Please notice that ARXHS in the first Epistle is also anarthrous. Yet there is no indication that the writer is employing ARXHS in a timeless--from a human viewpoint--sense. He goes to great lengths to locate the ARXHS within history (within time). "From the beginning," the disciples "heard" "saw" "looked upon" and "handled" TOU LOGOU THS ZWHS. There is no indication of a dimensionless ARXH in the Johannine Epistle. This seems significant in view of the fact that ARXH here [Jn 1:1a] is also anarthrous. Of course, my argument relies heavily on a literary nexus between the Johannine Gospel and Epistles. But even if different writers composed these Scriptural works, 1 John 1:1 still serves as an example of an anarthrous ARXH that is manifestly historical.
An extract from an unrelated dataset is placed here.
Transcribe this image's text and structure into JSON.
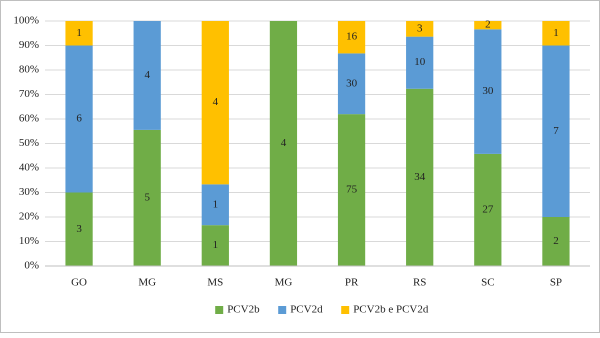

The same can also be said of Jn 1:1:

"ARXH, HS, ARXOMAI: a point in time at the beginning of a duration--'beginning, to begin.' ARXH: EN ARXHi HN hO LOGOS 'in the beginning was the Word' or 'before the world was created, the Word (already) existed' or 'at a time in the past when there was nothing . . .' Jn 1:1" (Louw-Nida 67.65).

5 comments:

aservantofJehovah said...

1John2:7NIV"Dear friends,I am not writing you a new command but an old one,which you have had since (the) beginning."

Edgar Foster said...

Another good verse. Thanks!

aservantofJehovah said...

Traditional theology claims that Jehovah God is an atemporal and incorporeal mind.Apart from the lack of support this claim has in scripture.I have often wondered about how it is justified philosophically?(the only thing I can think of that would fit the aforesaid description of God would be some kind of abstract principle)

Edgar Foster said...

@aservantofJehovah:

Thomas Aquinas (and the early fathers) sets forth an extensive argument to support these ideas. Of course, his reasoning is based on theology notions that precedes his own as well as Aristotelian thought. Aquinas contends that if God is temporal, then God has potentiality and parts. Therefore, God is not immutable (he is subject to change). God would also have the limitations associated with bodily existence. All these views are outlined in Summa Theologica and Summa Contra Gentiles.

aservantofJehovah said...

Seems to me that Aquinas and his ilk are trying to do the maths of infinity while having no clue as to the physics of infinity.